Senate Passes Bill to Extend Expired Tax Provisions for Two Weeks
Washington, DC - Colorado U.S. Senator Michael Bennet denounced the tax extenders package passed by the Senate tonight for providing little to no certainty for Colorado's wind energy industry, which relies on the wind production tax credit (PTC) that expired at the end of 2013. Bennet voted against the measure.
"This two-week extenders bill represents another low point in the world of dysfunctional Washington politics. Our inability to pass long-term reforms to our regulatory and tax codes is holding back our economy," Bennet said. "This bill does little to help families and businesses in Colorado, particularly our wind energy industry.
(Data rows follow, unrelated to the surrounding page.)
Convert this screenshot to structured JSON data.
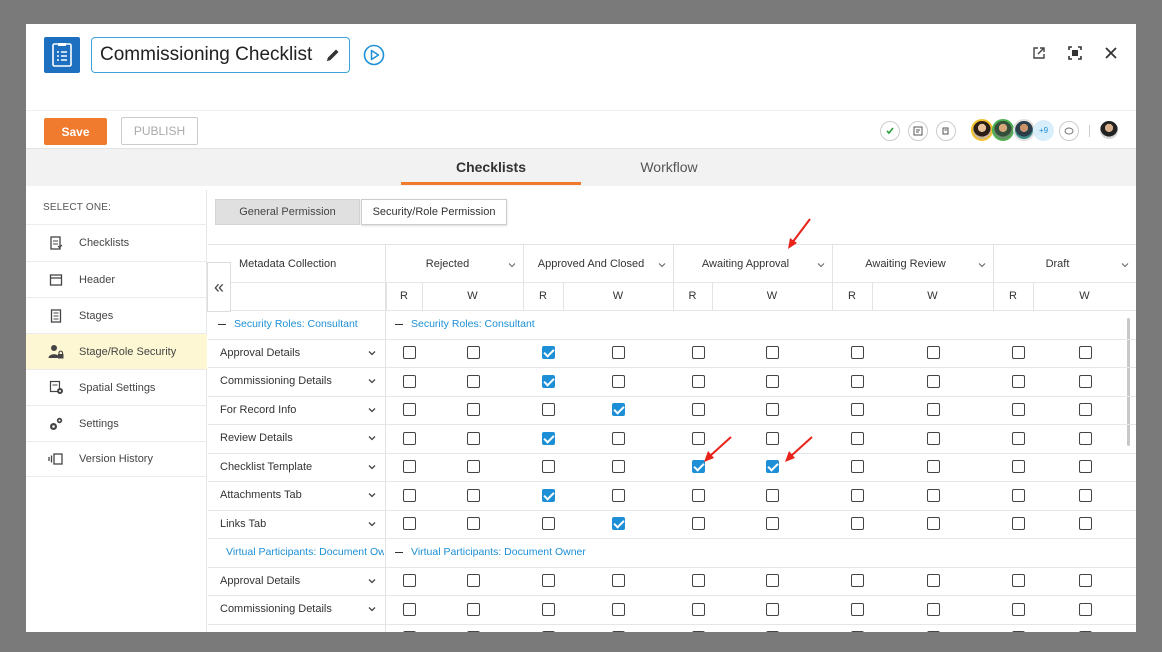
{
  "window": {
    "title": "Commissioning Checklist"
  },
  "toolbar": {
    "save_label": "Save",
    "publish_label": "PUBLISH",
    "more_users": "+9"
  },
  "tabs": [
    {
      "label": "Checklists",
      "active": true
    },
    {
      "label": "Workflow",
      "active": false
    }
  ],
  "sidebar": {
    "header": "SELECT ONE:",
    "items": [
      {
        "label": "Checklists",
        "icon": "checklist-icon",
        "active": false
      },
      {
        "label": "Header",
        "icon": "header-icon",
        "active": false
      },
      {
        "label": "Stages",
        "icon": "stages-icon",
        "active": false
      },
      {
        "label": "Stage/Role Security",
        "icon": "role-security-icon",
        "active": true
      },
      {
        "label": "Spatial Settings",
        "icon": "spatial-settings-icon",
        "active": false
      },
      {
        "label": "Settings",
        "icon": "gears-icon",
        "active": false
      },
      {
        "label": "Version History",
        "icon": "version-history-icon",
        "active": false
      }
    ]
  },
  "subtabs": {
    "general": "General Permission",
    "security": "Security/Role Permission"
  },
  "grid": {
    "first_col_header": "Metadata Collection",
    "read_label": "R",
    "write_label": "W",
    "stages": [
      "Rejected",
      "Approved And Closed",
      "Awaiting Approval",
      "Awaiting Review",
      "Draft"
    ],
    "sections": [
      {
        "label": "Security Roles: Consultant",
        "left_label": "Security Roles: Consultant",
        "rows": [
          {
            "label": "Approval Details",
            "checks": [
              false,
              false,
              true,
              false,
              false,
              false,
              false,
              false,
              false,
              false
            ]
          },
          {
            "label": "Commissioning Details",
            "checks": [
              false,
              false,
              true,
              false,
              false,
              false,
              false,
              false,
              false,
              false
            ]
          },
          {
            "label": "For Record Info",
            "checks": [
              false,
              false,
              false,
              true,
              false,
              false,
              false,
              false,
              false,
              false
            ]
          },
          {
            "label": "Review Details",
            "checks": [
              false,
              false,
              true,
              false,
              false,
              false,
              false,
              false,
              false,
              false
            ]
          },
          {
            "label": "Checklist Template",
            "checks": [
              false,
              false,
              false,
              false,
              true,
              true,
              false,
              false,
              false,
              false
            ]
          },
          {
            "label": "Attachments Tab",
            "checks": [
              false,
              false,
              true,
              false,
              false,
              false,
              false,
              false,
              false,
              false
            ]
          },
          {
            "label": "Links Tab",
            "checks": [
              false,
              false,
              false,
              true,
              false,
              false,
              false,
              false,
              false,
              false
            ]
          }
        ]
      },
      {
        "label": "Virtual Participants: Document Owner",
        "left_label": "Virtual Participants: Document Owner",
        "rows": [
          {
            "label": "Approval Details",
            "checks": [
              false,
              false,
              false,
              false,
              false,
              false,
              false,
              false,
              false,
              false
            ]
          },
          {
            "label": "Commissioning Details",
            "checks": [
              false,
              false,
              false,
              false,
              false,
              false,
              false,
              false,
              false,
              false
            ]
          },
          {
            "label": "",
            "checks": [
              false,
              false,
              false,
              false,
              false,
              false,
              false,
              false,
              false,
              false
            ]
          }
        ]
      }
    ]
  },
  "colors": {
    "accent": "#f07a2e",
    "primary": "#1d8fd6",
    "annotation": "#e8231a"
  }
}
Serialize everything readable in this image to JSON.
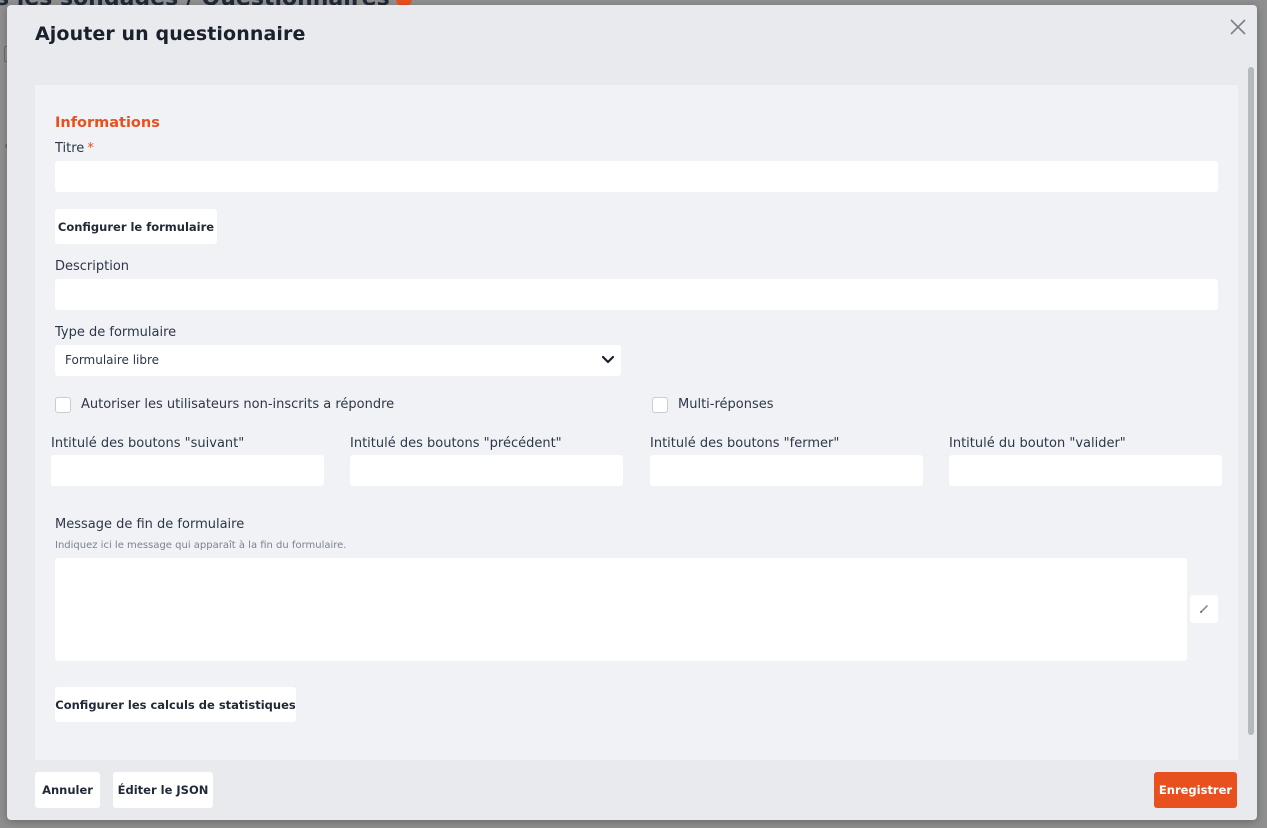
{
  "background": {
    "page_title": "s les sondages / Questionnaires"
  },
  "modal": {
    "title": "Ajouter un questionnaire",
    "close_icon": "close-icon"
  },
  "form": {
    "section_title": "Informations",
    "title_label": "Titre",
    "required_mark": "*",
    "title_value": "",
    "configure_form_button": "Configurer le formulaire",
    "description_label": "Description",
    "description_value": "",
    "form_type_label": "Type de formulaire",
    "form_type_selected": "Formulaire libre",
    "allow_anonymous_label": "Autoriser les utilisateurs non-inscrits a répondre",
    "allow_anonymous_checked": false,
    "multi_responses_label": "Multi-réponses",
    "multi_responses_checked": false,
    "next_buttons_label": "Intitulé des boutons \"suivant\"",
    "prev_buttons_label": "Intitulé des boutons \"précédent\"",
    "close_buttons_label": "Intitulé des boutons \"fermer\"",
    "validate_button_label": "Intitulé du bouton \"valider\"",
    "end_message_label": "Message de fin de formulaire",
    "end_message_hint": "Indiquez ici le message qui apparaît à la fin du formulaire.",
    "configure_stats_button": "Configurer les calculs de statistiques"
  },
  "footer": {
    "cancel_button": "Annuler",
    "edit_json_button": "Éditer le JSON",
    "save_button": "Enregistrer"
  },
  "colors": {
    "accent": "#e8501f",
    "modal_background": "#e8eaee",
    "panel_background": "#f1f2f6"
  }
}
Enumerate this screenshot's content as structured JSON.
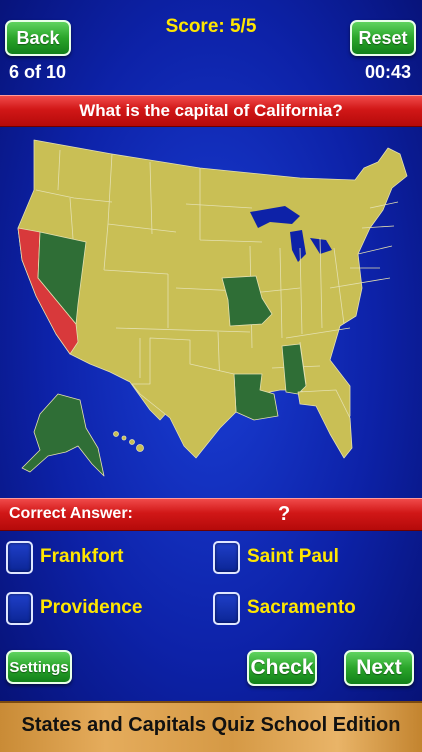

Waiting until now to extend the wind PTC - and only for two weeks - generates nothing but more uncertainty for these businesses that employ thousands of Coloradans. This tax credit has been an economic driver for Colorado's diverse energy industry, but Congress continues to inflict more economic damage by not giving businesses predictability to plan for the future."
Bennet worked with Republican Senator Charles Grassley from Iowa and Washington Democrat Maria Cantwell to secure a wind PTC amendment in the tax extenders bill that passed the Senate Finance Committee earlier this year. The amendment would have extended the credit through 2015.
Bennet has led efforts in Congress to extend the wind energy PTC. In 2012, he led eight of the nine members of the Colorado Congressional delegation in a bipartisan letter calling for an extension of the tax credit and introduced two bipartisan amendments with Senator Jerry Moran (R-KS), and cosponsored by Senator Mark Udall, to extend the PTC. He also partnered with Senators Grassley and Udall that year to introduce the American Energy and Job Promotion Act, a bipartisan bill to extend the PTC for wind and several other renewable energy technologies. Bennet successfully led a bipartisan group of senators urging the Senate Finance Committee to include an extension of the PTC in the 2012 tax extenders bill the committee considered.
Colorado generates the sixth highest percentage of power from wind of any state in the nation. It is home to several major wind energy developers and wind turbine manufacturing facilities, employing upwards of 5,000 workers statewide. Nationally, a permanent expiration of the wind production tax credit could cost as many as 37,000 jobs, according to the American Wind Energy Association.